От таких чувств он, будучи профессионалом, давно научился избавляться. Это было что-то иное. И это ему определенно не нравилось. Странное ощущение обреченности. Неизбежности чего-то малоприятного. Как будто бы завтра уже свершилось, и он не в силах ничего поделать.
Остроконечные купола горных вершин плавились в печи заката. Они горели темной медью, и небо над ними тоже пылало. Прозрачный горный воздух будто в кровь превратился…
Суворин затянулся. Выдохнул приторный дым, поморщился.
Как там говорил сержант? На бесптичье и попа — соловей. Завтра все выяснится. Завтра. А сейчас — спать. Он щелчком отправил окурок за край каменной осыпи, в пропасть. Повернулся и, наклонив голову, без шума нырнул в узкий проем входа, в коридор, все изгибы и неровности которого за четыре с половиной недели выучил уже, как свои пять пальцев.

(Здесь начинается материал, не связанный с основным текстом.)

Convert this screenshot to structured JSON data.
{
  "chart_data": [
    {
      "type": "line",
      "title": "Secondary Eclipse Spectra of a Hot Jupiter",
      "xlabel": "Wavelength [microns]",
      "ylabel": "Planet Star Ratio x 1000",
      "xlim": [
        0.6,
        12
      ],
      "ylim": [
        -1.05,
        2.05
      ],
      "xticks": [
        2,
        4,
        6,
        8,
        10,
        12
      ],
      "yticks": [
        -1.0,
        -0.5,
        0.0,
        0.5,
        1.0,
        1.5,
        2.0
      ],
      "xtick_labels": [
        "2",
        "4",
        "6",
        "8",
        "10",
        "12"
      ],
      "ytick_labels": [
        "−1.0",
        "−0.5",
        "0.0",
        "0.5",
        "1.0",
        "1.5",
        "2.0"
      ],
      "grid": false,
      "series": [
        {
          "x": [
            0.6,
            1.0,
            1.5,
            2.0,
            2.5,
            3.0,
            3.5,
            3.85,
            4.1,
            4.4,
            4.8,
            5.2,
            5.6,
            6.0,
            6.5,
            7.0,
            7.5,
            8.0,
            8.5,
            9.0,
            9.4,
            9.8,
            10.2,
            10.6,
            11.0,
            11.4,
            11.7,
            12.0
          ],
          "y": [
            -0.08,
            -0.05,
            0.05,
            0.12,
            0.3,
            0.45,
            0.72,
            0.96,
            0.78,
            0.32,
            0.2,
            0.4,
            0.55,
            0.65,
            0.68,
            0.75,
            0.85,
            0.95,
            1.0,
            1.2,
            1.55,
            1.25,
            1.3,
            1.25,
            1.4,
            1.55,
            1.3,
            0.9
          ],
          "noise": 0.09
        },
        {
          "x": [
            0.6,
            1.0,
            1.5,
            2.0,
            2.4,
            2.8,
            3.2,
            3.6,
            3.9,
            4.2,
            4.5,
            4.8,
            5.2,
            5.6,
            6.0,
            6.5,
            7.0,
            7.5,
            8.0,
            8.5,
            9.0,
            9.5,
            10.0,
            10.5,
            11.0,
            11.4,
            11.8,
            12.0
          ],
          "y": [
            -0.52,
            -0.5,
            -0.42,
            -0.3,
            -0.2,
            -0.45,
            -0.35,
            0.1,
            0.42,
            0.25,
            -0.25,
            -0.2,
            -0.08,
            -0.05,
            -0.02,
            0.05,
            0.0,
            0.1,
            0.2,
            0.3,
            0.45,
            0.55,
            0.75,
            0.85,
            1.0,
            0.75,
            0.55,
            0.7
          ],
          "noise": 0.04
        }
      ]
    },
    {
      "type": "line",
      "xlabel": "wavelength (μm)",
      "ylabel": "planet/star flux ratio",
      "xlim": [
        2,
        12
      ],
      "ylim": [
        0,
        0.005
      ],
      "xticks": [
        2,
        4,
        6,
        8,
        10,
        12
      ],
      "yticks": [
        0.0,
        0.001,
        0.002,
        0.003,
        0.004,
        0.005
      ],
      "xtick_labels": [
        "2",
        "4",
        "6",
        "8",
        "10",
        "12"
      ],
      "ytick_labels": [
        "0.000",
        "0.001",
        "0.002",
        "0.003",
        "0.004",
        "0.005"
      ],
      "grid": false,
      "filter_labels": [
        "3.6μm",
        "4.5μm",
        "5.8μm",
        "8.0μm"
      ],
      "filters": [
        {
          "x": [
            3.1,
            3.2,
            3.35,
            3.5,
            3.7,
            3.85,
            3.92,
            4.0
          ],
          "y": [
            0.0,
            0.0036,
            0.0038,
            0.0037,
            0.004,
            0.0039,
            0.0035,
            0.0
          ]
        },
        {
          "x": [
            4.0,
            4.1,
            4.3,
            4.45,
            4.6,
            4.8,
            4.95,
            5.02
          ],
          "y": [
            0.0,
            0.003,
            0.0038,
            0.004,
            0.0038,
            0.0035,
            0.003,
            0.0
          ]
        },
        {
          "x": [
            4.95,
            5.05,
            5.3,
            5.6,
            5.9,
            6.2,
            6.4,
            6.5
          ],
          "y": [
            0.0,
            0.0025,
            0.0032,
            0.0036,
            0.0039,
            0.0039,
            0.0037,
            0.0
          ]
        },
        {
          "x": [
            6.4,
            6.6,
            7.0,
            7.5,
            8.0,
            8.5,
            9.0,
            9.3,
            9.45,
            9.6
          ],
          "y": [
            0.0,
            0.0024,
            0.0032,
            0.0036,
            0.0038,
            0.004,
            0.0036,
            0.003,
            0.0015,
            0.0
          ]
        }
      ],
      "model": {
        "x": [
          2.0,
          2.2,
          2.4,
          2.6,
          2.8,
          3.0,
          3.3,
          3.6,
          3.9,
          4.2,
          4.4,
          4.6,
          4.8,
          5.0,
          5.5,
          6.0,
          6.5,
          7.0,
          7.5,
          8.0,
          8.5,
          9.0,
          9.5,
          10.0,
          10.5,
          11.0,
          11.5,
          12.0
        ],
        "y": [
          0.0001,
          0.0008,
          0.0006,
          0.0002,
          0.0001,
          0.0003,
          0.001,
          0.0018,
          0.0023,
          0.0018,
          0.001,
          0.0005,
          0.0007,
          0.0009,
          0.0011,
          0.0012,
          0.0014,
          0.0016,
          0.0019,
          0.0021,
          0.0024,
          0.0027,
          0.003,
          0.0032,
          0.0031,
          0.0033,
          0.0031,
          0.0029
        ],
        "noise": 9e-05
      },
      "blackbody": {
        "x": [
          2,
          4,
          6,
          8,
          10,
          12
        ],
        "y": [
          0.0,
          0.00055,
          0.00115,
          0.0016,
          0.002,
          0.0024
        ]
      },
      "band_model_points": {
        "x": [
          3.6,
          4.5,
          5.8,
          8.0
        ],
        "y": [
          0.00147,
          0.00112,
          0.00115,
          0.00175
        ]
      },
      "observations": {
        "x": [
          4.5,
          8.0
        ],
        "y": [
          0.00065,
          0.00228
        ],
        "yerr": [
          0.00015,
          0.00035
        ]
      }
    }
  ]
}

Едва только его затылок коснулся грубого, обтянутого брезентом лежака, сооруженного из травы и тонких веток, как Суворин мгновенно погрузился в здоровый сон без сновидений.
Глава 5
— А про тебя так и не знаем ничего, — задумчиво протянул Чепрагин, не отрываясь от окуляров бинокля, снабженного системой ночного видения.
Его тихий, почти на грани слышимости шепот вплелся в негромкое шуршание дождевых нитей, протянувшихся между небом и землей, и тут же был унесен дуновением проснувшегося к вечеру ветра.
Ветер, дождь, слякоть… Чертова осень.
Суворин шевельнул упертыми в рюкзак локтями, разминая затекшие мышцы плеч. Покрутил головой — шея тоже за полтора часа сделалась точно каменная. Он расслышал только обрывки сказанного лейтенантом, но интуитивно восстановил недостающее, и сам вопрос был ему теперь понятен. Да, вчера он не стал распространяться о собственной персоне, о чем не жалел совершенно — еще раз перебирать в памяти все, о чем и так забыть до сих пор невозможно… В другой раз. То есть — никогда.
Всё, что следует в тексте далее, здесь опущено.